Many were surprised that the EU team could not manually workaround the system in order to find a quick and easy solution.
Luckily for the bloc, the outage did not allow for any digital or physical saboteurs.
Yet, the idea that the system had a weakness was set into motion, with many international bad actors able to take advantage of such a mistake.
SpaceX: Musk uses his SpaceX company to send Starlink satellites into space (Image: Express Newspapers)
Starlink, meanwhile, has been hailed as solving almost every problem previously found with satellite broadband coverage.
Forums are filled with simple solutions: Access gap? Starlink; data caps?
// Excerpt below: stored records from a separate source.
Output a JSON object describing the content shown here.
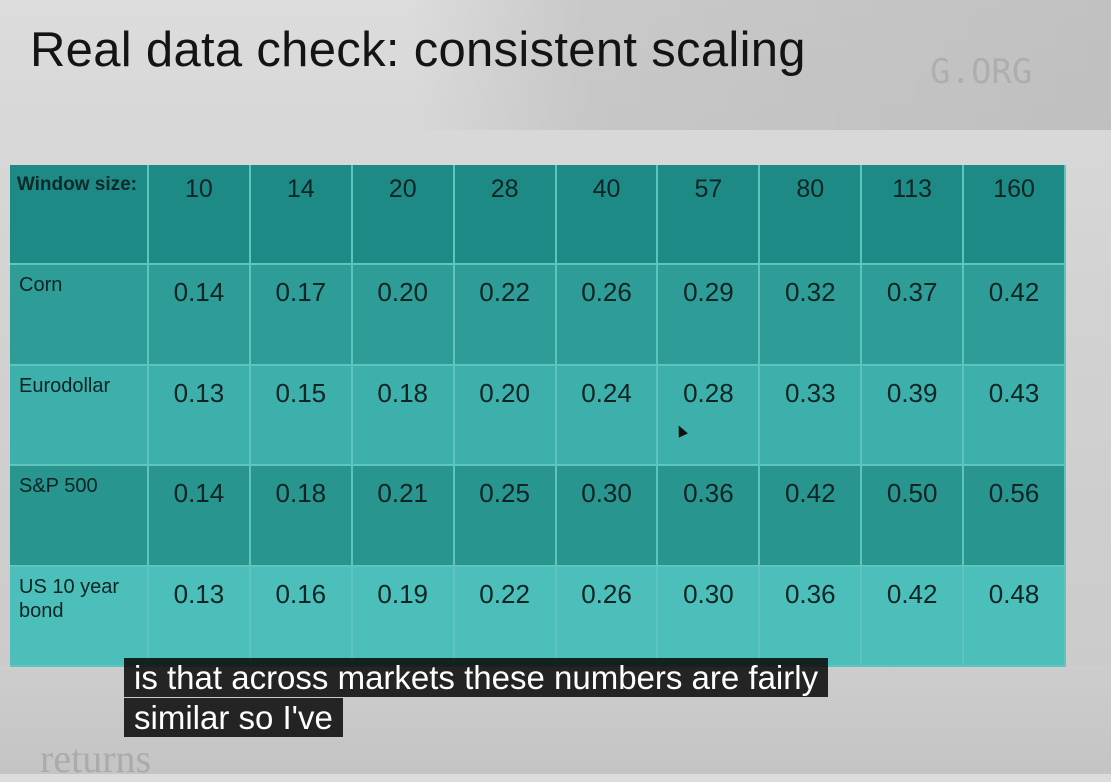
{
  "slide": {
    "title": "Real data check: consistent scaling",
    "watermark": "G.ORG",
    "background_word": "returns"
  },
  "table": {
    "header_label": "Window size:",
    "window_sizes": [
      "10",
      "14",
      "20",
      "28",
      "40",
      "57",
      "80",
      "113",
      "160"
    ],
    "rows": [
      {
        "label": "Corn",
        "values": [
          "0.14",
          "0.17",
          "0.20",
          "0.22",
          "0.26",
          "0.29",
          "0.32",
          "0.37",
          "0.42"
        ]
      },
      {
        "label": "Eurodollar",
        "values": [
          "0.13",
          "0.15",
          "0.18",
          "0.20",
          "0.24",
          "0.28",
          "0.33",
          "0.39",
          "0.43"
        ]
      },
      {
        "label": "S&P 500",
        "values": [
          "0.14",
          "0.18",
          "0.21",
          "0.25",
          "0.30",
          "0.36",
          "0.42",
          "0.50",
          "0.56"
        ]
      },
      {
        "label": "US 10 year bond",
        "values": [
          "0.13",
          "0.16",
          "0.19",
          "0.22",
          "0.26",
          "0.30",
          "0.36",
          "0.42",
          "0.48"
        ]
      }
    ]
  },
  "caption": {
    "text": "is that across markets these numbers are fairly similar so I've"
  },
  "colors": {
    "header_row": "#1e8a86",
    "row_1": "#2e9d98",
    "row_2": "#3db0ab",
    "row_3": "#29958f",
    "row_4": "#4cbfba",
    "grid_lines": "#5fc3be"
  },
  "icons": {
    "pointer": "mouse-cursor-icon"
  }
}
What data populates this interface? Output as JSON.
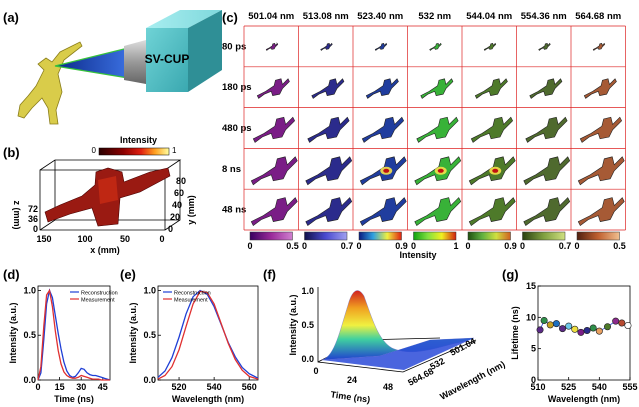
{
  "panels": {
    "a": {
      "label": "(a)",
      "device": "SV-CUP"
    },
    "b": {
      "label": "(b)",
      "title": "Intensity",
      "cmin": "0",
      "cmax": "1",
      "xlabel": "x (mm)",
      "ylabel": "y (mm)",
      "zlabel": "z (mm)",
      "xticks": [
        "150",
        "100",
        "50",
        "0"
      ],
      "yticks": [
        "0",
        "20",
        "40",
        "60",
        "80"
      ],
      "zticks": [
        "0",
        "36",
        "72"
      ]
    },
    "c": {
      "label": "(c)",
      "wavelengths": [
        "501.04 nm",
        "513.08 nm",
        "523.40 nm",
        "532 nm",
        "544.04 nm",
        "554.36 nm",
        "564.68 nm"
      ],
      "times": [
        "80 ps",
        "180 ps",
        "480 ps",
        "8 ns",
        "48 ns"
      ],
      "colors": [
        "#7a1d86",
        "#2b2b8c",
        "#203d9e",
        "#38b238",
        "#4e7a2a",
        "#4f6a2e",
        "#a65a35"
      ],
      "colorbars": [
        {
          "min": "0",
          "max": "0.5"
        },
        {
          "min": "0",
          "max": "0.7"
        },
        {
          "min": "0",
          "max": "0.9"
        },
        {
          "min": "0",
          "max": "1"
        },
        {
          "min": "0",
          "max": "0.9"
        },
        {
          "min": "0",
          "max": "0.7"
        },
        {
          "min": "0",
          "max": "0.5"
        }
      ],
      "colorbar_label": "Intensity"
    },
    "d": {
      "label": "(d)"
    },
    "e": {
      "label": "(e)"
    },
    "f": {
      "label": "(f)",
      "zlabel": "Intensity (a.u.)",
      "xlabel": "Time (ns)",
      "ylabel": "Wavelength (nm)",
      "zticks": [
        "0.0",
        "0.5",
        "1.0"
      ],
      "xticks": [
        "0",
        "24",
        "48"
      ],
      "yticks": [
        "564.68",
        "532",
        "501.04"
      ]
    },
    "g": {
      "label": "(g)"
    }
  },
  "chart_data": [
    {
      "type": "line",
      "panel": "d",
      "xlabel": "Time (ns)",
      "ylabel": "Intensity (a.u.)",
      "xlim": [
        0,
        50
      ],
      "ylim": [
        0,
        1.05
      ],
      "xticks": [
        "0",
        "15",
        "30",
        "45"
      ],
      "yticks": [
        "0.0",
        "0.5",
        "1.0"
      ],
      "legend": "top-right",
      "series": [
        {
          "name": "Reconstruction",
          "color": "#1f3fd6",
          "x": [
            0,
            2,
            4,
            6,
            8,
            10,
            12,
            14,
            16,
            18,
            20,
            22,
            24,
            26,
            28,
            30,
            32,
            34,
            36,
            38,
            40,
            42,
            44,
            46,
            48,
            50
          ],
          "y": [
            0.0,
            0.08,
            0.45,
            0.85,
            1.0,
            0.92,
            0.72,
            0.52,
            0.35,
            0.2,
            0.1,
            0.05,
            0.03,
            0.04,
            0.08,
            0.13,
            0.12,
            0.08,
            0.06,
            0.05,
            0.05,
            0.04,
            0.03,
            0.02,
            0.01,
            0.0
          ]
        },
        {
          "name": "Measurement",
          "color": "#e03030",
          "x": [
            0,
            2,
            4,
            6,
            8,
            10,
            12,
            14,
            16,
            18,
            20,
            22,
            24,
            26,
            28,
            30,
            32,
            34,
            36,
            38,
            40,
            42,
            44,
            46,
            48,
            50
          ],
          "y": [
            0.0,
            0.15,
            0.6,
            0.95,
            1.0,
            0.82,
            0.55,
            0.33,
            0.18,
            0.09,
            0.05,
            0.03,
            0.02,
            0.02,
            0.03,
            0.05,
            0.04,
            0.03,
            0.02,
            0.01,
            0.01,
            0.01,
            0.0,
            0.0,
            0.0,
            0.0
          ]
        }
      ]
    },
    {
      "type": "line",
      "panel": "e",
      "xlabel": "Wavelength (nm)",
      "ylabel": "Intensity (a.u.)",
      "xlim": [
        508,
        565
      ],
      "ylim": [
        0,
        1.05
      ],
      "xticks": [
        "520",
        "540",
        "560"
      ],
      "yticks": [
        "0.0",
        "0.5",
        "1.0"
      ],
      "legend": "top-left",
      "series": [
        {
          "name": "Reconstruction",
          "color": "#1f3fd6",
          "x": [
            508,
            512,
            516,
            520,
            524,
            528,
            532,
            536,
            540,
            544,
            548,
            552,
            556,
            560,
            565
          ],
          "y": [
            0.03,
            0.1,
            0.25,
            0.48,
            0.74,
            0.93,
            1.0,
            0.96,
            0.82,
            0.62,
            0.42,
            0.26,
            0.14,
            0.07,
            0.02
          ]
        },
        {
          "name": "Measurement",
          "color": "#e03030",
          "x": [
            508,
            512,
            516,
            520,
            524,
            528,
            532,
            536,
            540,
            544,
            548,
            552,
            556,
            560,
            565
          ],
          "y": [
            0.01,
            0.05,
            0.15,
            0.34,
            0.6,
            0.85,
            0.99,
            0.98,
            0.85,
            0.63,
            0.41,
            0.23,
            0.11,
            0.04,
            0.01
          ]
        }
      ]
    },
    {
      "type": "scatter",
      "panel": "g",
      "xlabel": "Wavelength (nm)",
      "ylabel": "Lifetime (ns)",
      "xlim": [
        510,
        555
      ],
      "ylim": [
        0,
        15
      ],
      "xticks": [
        "510",
        "525",
        "540",
        "555"
      ],
      "yticks": [
        "0",
        "5",
        "10",
        "15"
      ],
      "points": [
        {
          "x": 511,
          "y": 8.0,
          "color": "#5b2a86"
        },
        {
          "x": 513,
          "y": 9.5,
          "color": "#2f8f4a"
        },
        {
          "x": 516,
          "y": 8.8,
          "color": "#c8a020"
        },
        {
          "x": 519,
          "y": 9.0,
          "color": "#1e6fbf"
        },
        {
          "x": 522,
          "y": 8.2,
          "color": "#5b2a86"
        },
        {
          "x": 525,
          "y": 8.6,
          "color": "#6ec8e8"
        },
        {
          "x": 528,
          "y": 8.1,
          "color": "#f0e040"
        },
        {
          "x": 531,
          "y": 7.6,
          "color": "#7a1d86"
        },
        {
          "x": 534,
          "y": 7.9,
          "color": "#2b2b8c"
        },
        {
          "x": 537,
          "y": 8.3,
          "color": "#2f8f4a"
        },
        {
          "x": 540,
          "y": 7.8,
          "color": "#e8a060"
        },
        {
          "x": 544,
          "y": 8.5,
          "color": "#4e7a2a"
        },
        {
          "x": 548,
          "y": 9.4,
          "color": "#8c2a8c"
        },
        {
          "x": 551,
          "y": 9.1,
          "color": "#b84a30"
        },
        {
          "x": 554,
          "y": 8.7,
          "color": "#ffffff"
        }
      ]
    }
  ]
}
Starlink – the list goes on.
It has had its fair share of outages, but none have lasted more than a few days, and have always been swiftly rectified.
Users have reported that on average, Starlink works “flawlessly”.
Space news: Starlink satellites as seen in the night sky from Turkey (Image: GETTY)
Brussels’ project is believed to be falling far behind Starlink, which already has 1,800 satellites in orbit.
Shagun Sachdeva, founder of space consultancy Kosmic Apple, recently said that the EU “cannot meet Starlink or even OneWeb’s timing. However, the benefits from not being first in the market is that they can learn and take advantage of economies of scale that will lead to prices coming down.”
The EU knows it is lagging in the race to create the first widely used low-earth-orbit internet connectivity.
One satellite industry insider speaking to the Sunday Telegraph said: “They are looking with envy at Starlink, OneWeb and the Chinese projects.”
European Commissioner for Internal Market Thierry Breton said that his “objective is to go fast” to create a European rival to Starlink.